Вероятно, так же, как и тогда…
- Ты просто глупая! - возмущалась Виктория. - Ты играла как самая заправская артистка.
- Ну да, как же!
- И обязательно должна продолжать учиться и поступать в Консерваторию.
- Вот вернемся в Москву, - мечтательно сказала Катя, при которой происходил этот разговор, - и все-все начнем.
Виктория широко открыла глаза, словно узнала что-то новое для себя, чего нельзя допустить.
- Да, - сказала она, помедлив, - если вам пришлют вызов.
- Это как?
- Обязательно нужен вызов. От родных или от учреждения.
Катя испугалась. Она высылала Шариковым плату за квартиру и была уверена, что этого достаточно, а теперь - вызов! Что ж это такое? Вот новости. Сколько лет жила в Москве, и дочка там родилась, и вдруг - нате! - нельзя вернуться. Это за что же, за какие преступления?
- У нас тоже большой город, и жизнь бьет ключом, - сказала Виктория, - и музыкальные школы есть. И даже консерватория.
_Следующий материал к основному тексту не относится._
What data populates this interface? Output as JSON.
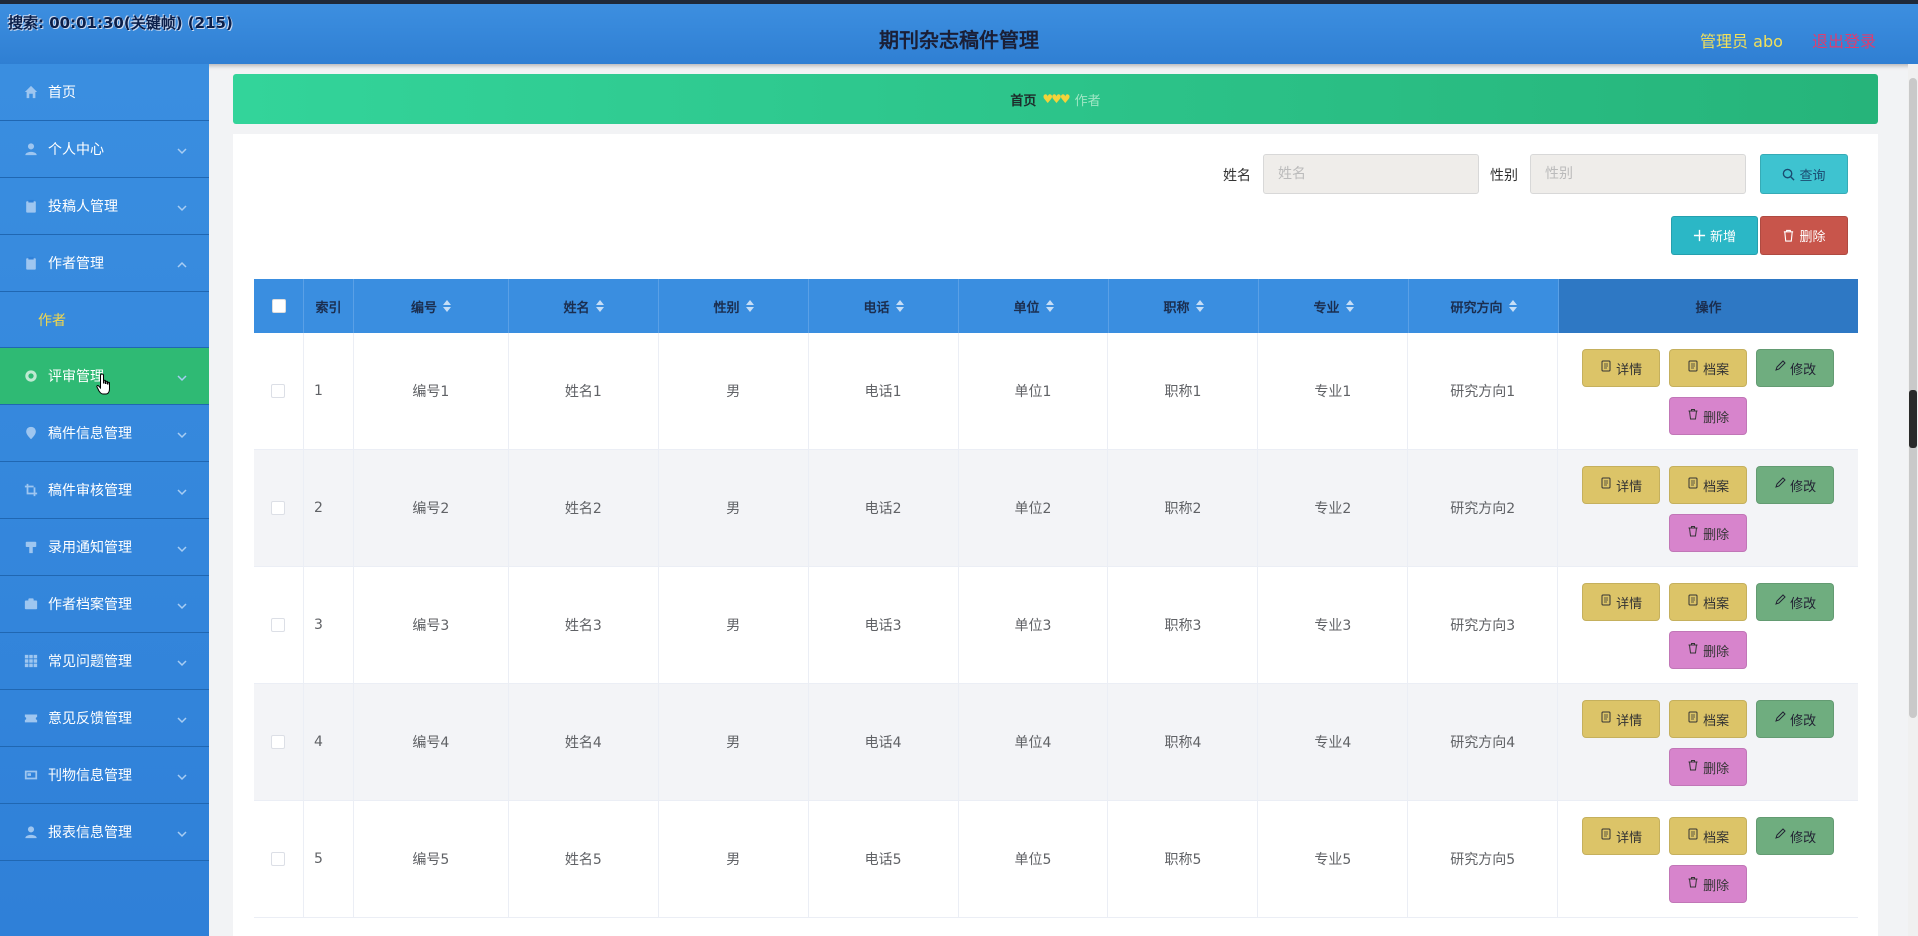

По-моему, никакой трагедии не будет, если вы останетесь.
- Никто не хает ваш город, Витечка, спасибо ему. Только, кроме большой Родины, у каждого есть своя, маленькая. И ее потерять очень даже больно.
Маша молчала.
Да нет, этого быть не может. Если не пошлют вызова, они и так уедут. Сговорятся с проводницей или просто зайдут в вагон, будто бы проводить, и останутся. В крайнем случае Маша поедет одна, будет скрываться в тамбуре или, наоборот, во всем признается, пусть высаживают на полустанке, а там она вскочит на другой поезд, и так до Москвы. А матери сама пришлет вызов. Никто не может лишить их надежды, которой они жили целых три года.
Каждый день уезжали эшелоны. И уже не теплушки, а пассажирские поезда увозили счастливцев. "Не знаем, что найдем, но зато будем дома".
Особенно радовались москвичи: у них-то у большинства дома сохранились.
Виктория принесла газету, где черным по белому было написано: "Многие иногородние здесь неизбежно осядут, и им необходимо в этом помочь".
- Какая же это помощь, если мы не хотим? - рассердилась Маша. - Лучше бы отправили поскорей!
- Ну, и неблагодарные же вы, москвичи! - сказала Виктория и в тот день не говорила с Машей.
Наконец пришло облегчение: можно ехать. Ждите только своей очереди и срока.